Project Euler Problem 44 Solution

Project Euler Problem 44 Solution

Pentagon Numbers

by {BetaProjects} | Project Euler & HackerRank

Project Euler Problem 44 Statement

Pentagonal numbers are generated by the formula, $P_n=n(3n-1)/2$. The first ten pentagonal numbers are: $$1, 5, 12, 22, 35, 51, 70, 92, 117, 145, \dots$$

It can be seen that $P_4 + P_7 = 22 + 70 = 92 = P_8$. However, their difference, $70 - 22 = 48$, is not pentagonal.

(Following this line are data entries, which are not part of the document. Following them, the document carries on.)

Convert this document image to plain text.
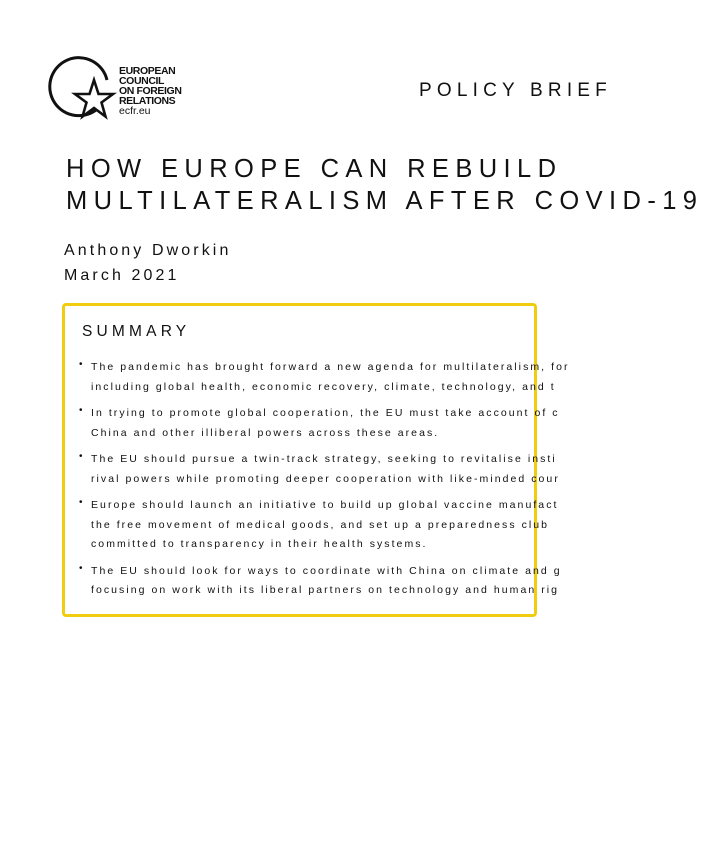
EUROPEAN
COUNCIL
ON FOREIGN
RELATIONS
ecfr.eu
POLICY BRIEF
HOW EUROPE CAN REBUILD
MULTILATERALISM AFTER COVID-19
Anthony Dworkin
March 2021
SUMMARY
• The pandemic has brought forward a new agenda for multilateralism, for
including global health, economic recovery, climate, technology, and t
• In trying to promote global cooperation, the EU must take account of c
China and other illiberal powers across these areas.
• The EU should pursue a twin-track strategy, seeking to revitalise insti
rival powers while promoting deeper cooperation with like-minded cour
• Europe should launch an initiative to build up global vaccine manufact
the free movement of medical goods, and set up a preparedness club
committed to transparency in their health systems.
• The EU should look for ways to coordinate with China on climate and g
focusing on work with its liberal partners on technology and human rig
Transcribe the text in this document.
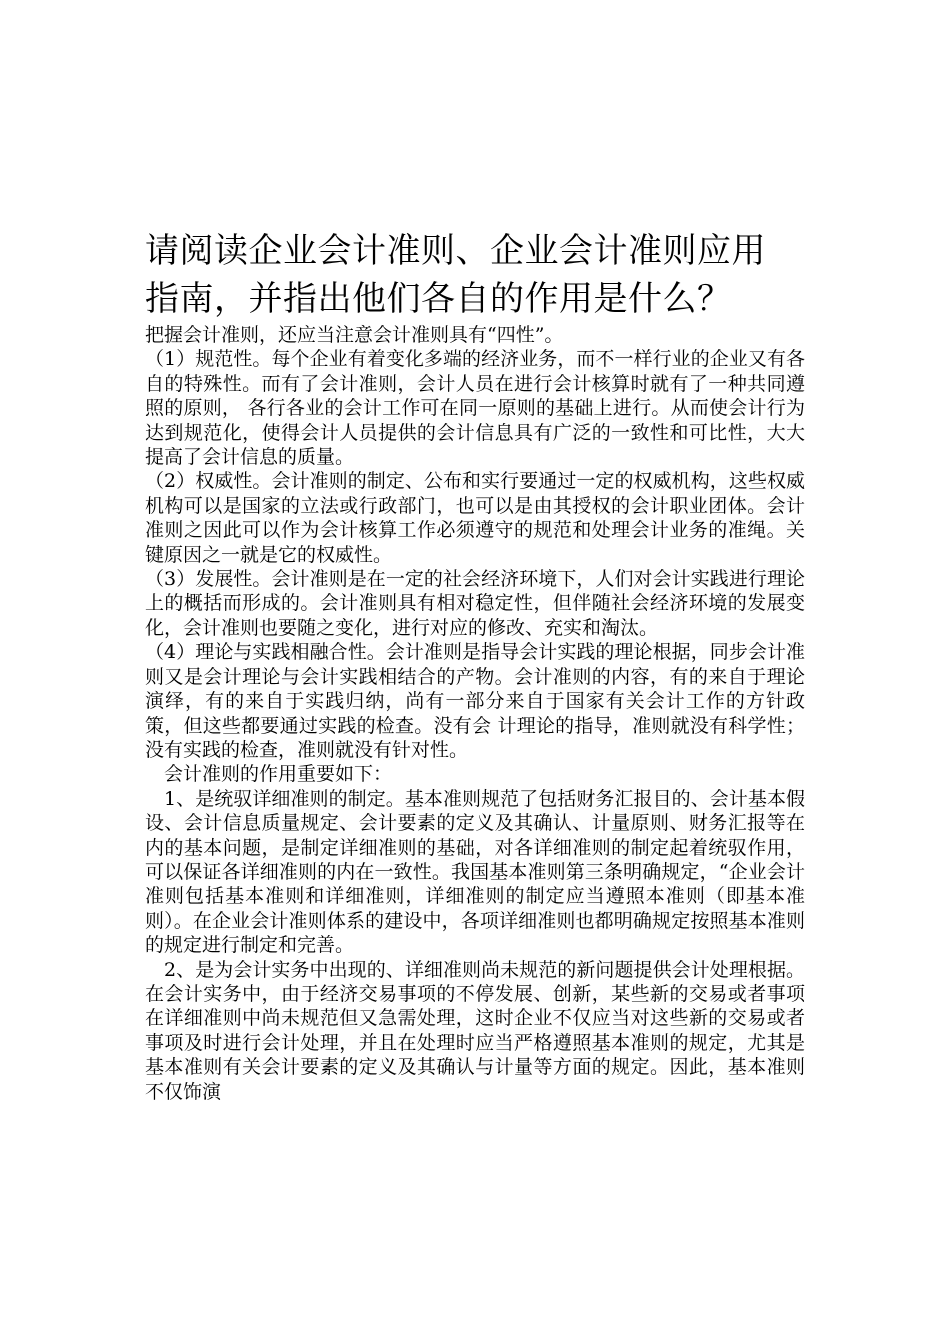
请阅读企业会计准则、企业会计准则应用
指南，并指出他们各自的作用是什么？

把握会计准则，还应当注意会计准则具有“四性”。

（1）规范性。每个企业有着变化多端的经济业务，而不一样行业的企业又有各自的特殊性。而有了会计准则，会计人员在进行会计核算时就有了一种共同遵照的原则， 各行各业的会计工作可在同一原则的基础上进行。从而使会计行为达到规范化，使得会计人员提供的会计信息具有广泛的一致性和可比性，大大提高了会计信息的质量。

（2）权威性。会计准则的制定、公布和实行要通过一定的权威机构，这些权威机构可以是国家的立法或行政部门，也可以是由其授权的会计职业团体。会计准则之因此可以作为会计核算工作必须遵守的规范和处理会计业务的准绳。关键原因之一就是它的权威性。

（3）发展性。会计准则是在一定的社会经济环境下，人们对会计实践进行理论上的概括而形成的。会计准则具有相对稳定性，但伴随社会经济环境的发展变化，会计准则也要随之变化，进行对应的修改、充实和淘汰。

（4）理论与实践相融合性。会计准则是指导会计实践的理论根据，同步会计准则又是会计理论与会计实践相结合的产物。会计准则的内容，有的来自于理论演绎，有的来自于实践归纳，尚有一部分来自于国家有关会计工作的方针政策，但这些都要通过实践的检查。没有会 计理论的指导，准则就没有科学性；没有实践的检查，准则就没有针对性。

会计准则的作用重要如下：

1、是统驭详细准则的制定。基本准则规范了包括财务汇报目的、会计基本假设、会计信息质量规定、会计要素的定义及其确认、计量原则、财务汇报等在内的基本问题，是制定详细准则的基础，对各详细准则的制定起着统驭作用，可以保证各详细准则的内在一致性。我国基本准则第三条明确规定，“企业会计准则包括基本准则和详细准则，详细准则的制定应当遵照本准则（即基本准则）。在企业会计准则体系的建设中，各项详细准则也都明确规定按照基本准则的规定进行制定和完善。

2、是为会计实务中出现的、详细准则尚未规范的新问题提供会计处理根据。在会计实务中，由于经济交易事项的不停发展、创新，某些新的交易或者事项在详细准则中尚未规范但又急需处理，这时企业不仅应当对这些新的交易或者事项及时进行会计处理，并且在处理时应当严格遵照基本准则的规定，尤其是基本准则有关会计要素的定义及其确认与计量等方面的规定。因此，基本准则不仅饰演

Find the pair of pentagonal numbers, $P_j$ and $P_k$, for which their sum and difference are pentagonal and $D = |P_k - P_j|$ is minimised; what is the value of $D$?

Solution

Iterates through pentagonal numbers from position K+1 to N-1 and for each number, it checks if either:

  1. The sum of the current pentagonal number and the K-th previous pentagonal number is pentagonal
  2. The difference between the current pentagonal number and the K-th previous pentagonal number is pentagonal.

If either condition is true, it prints the current pentagonal number.

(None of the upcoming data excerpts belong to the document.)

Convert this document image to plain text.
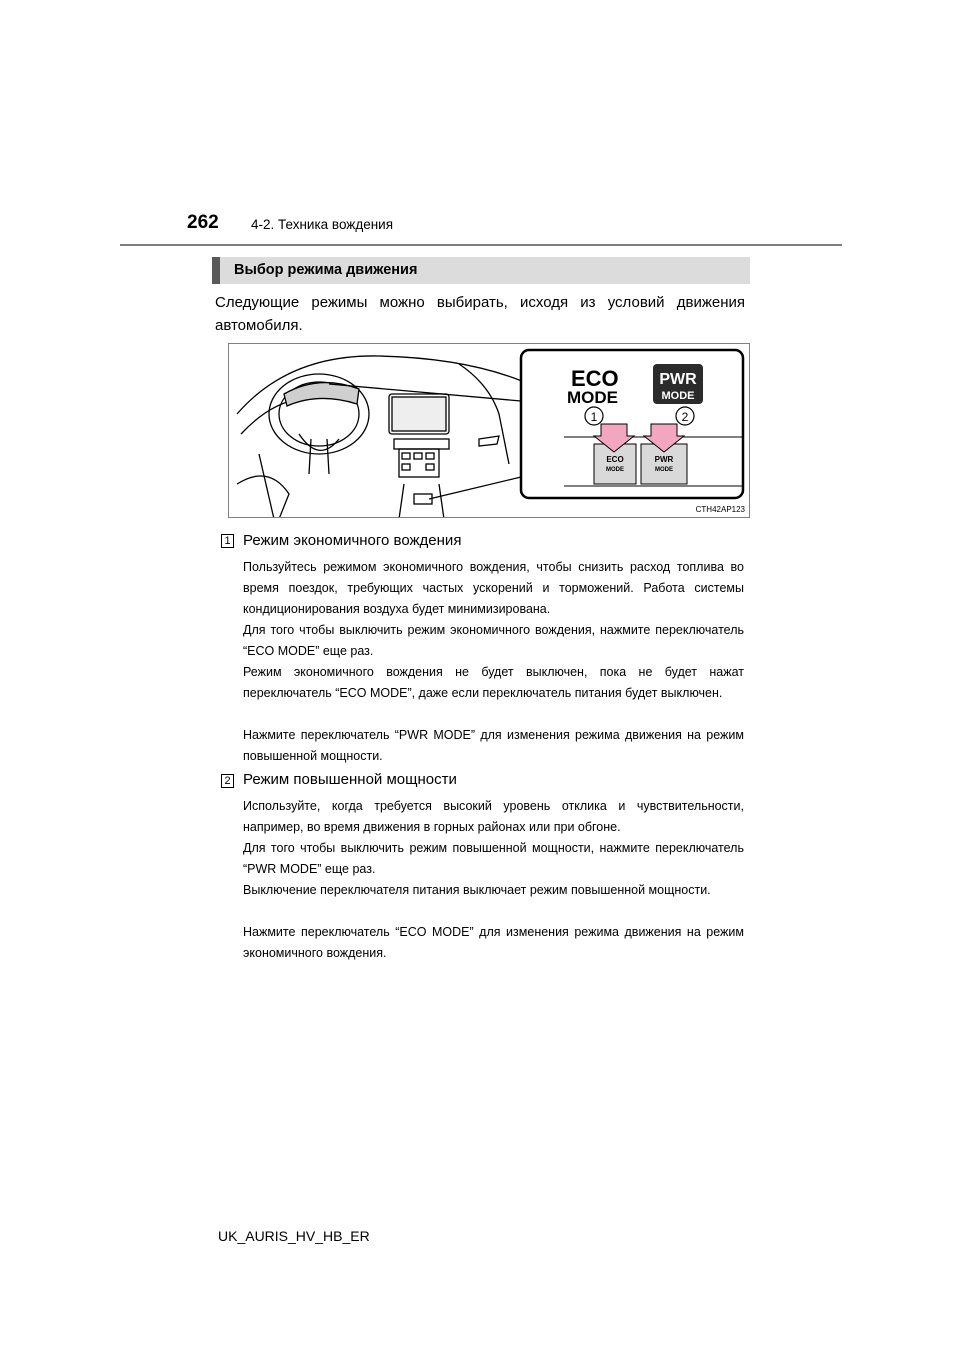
262 4-2. Техника вождения
Выбор режима движения
Следующие режимы можно выбирать, исходя из условий движения автомобиля.
ECO
MODE
PWR
MODE
1	2
ECO
MODE
PWR
MODE
CTH42AP123
1 Режим экономичного вождения
Пользуйтесь режимом экономичного вождения, чтобы снизить расход топлива во время поездок, требующих частых ускорений и торможений. Работа системы кондиционирования воздуха будет минимизирована.
Для того чтобы выключить режим экономичного вождения, нажмите переключатель “ECO MODE” еще раз.
Режим экономичного вождения не будет выключен, пока не будет нажат переключатель “ECO MODE”, даже если переключатель питания будет выключен.
Нажмите переключатель “PWR MODE” для изменения режима движения на режим повышенной мощности.
2 Режим повышенной мощности
Используйте, когда требуется высокий уровень отклика и чувствительности, например, во время движения в горных районах или при обгоне.
Для того чтобы выключить режим повышенной мощности, нажмите переключатель “PWR MODE” еще раз.
Выключение переключателя питания выключает режим повышенной мощности.
Нажмите переключатель “ECO MODE” для изменения режима движения на режим экономичного вождения.
UK_AURIS_HV_HB_ER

See the solution to problem 45 for an explanation for determining if a number is pentagonal.

HackerRank version

HackerRank Project Euler 44 wants the sum and difference of a K range of pentagonal numbers.

Python Source Code

import math
L = 10**6
is_pentagonal = lambda x: (math.sqrt(24*x+1)+1) % 6 == 0
ps = [(3*i*i - i) // 2 for i in range(1, L+1)]

N, K = map(int, input().split())
for n in range(K+1, N):
    if is_pentagonal(ps[n]+ps[n-K]) or is_pentagonal(ps[n]-ps[n-K]):
        print(ps[n])	

Last Word

The original Project Euler asked for "Find the pair of pentagonal numbers, $P_j$ and $P_k$, for which their sum and difference are pentagonal and $D = |P_k - P_j|$ is minimised; what is the value of $D$?

This always caused confusion. Project Euler only accepts a string as a response to an answer attempt (usually a number). Since there are many pairs found they devised a way to just enter one number. That number was $D$. Just the closest pair which was simply the first pair found as we searched upward. The distance between pairs increases as we continue the search.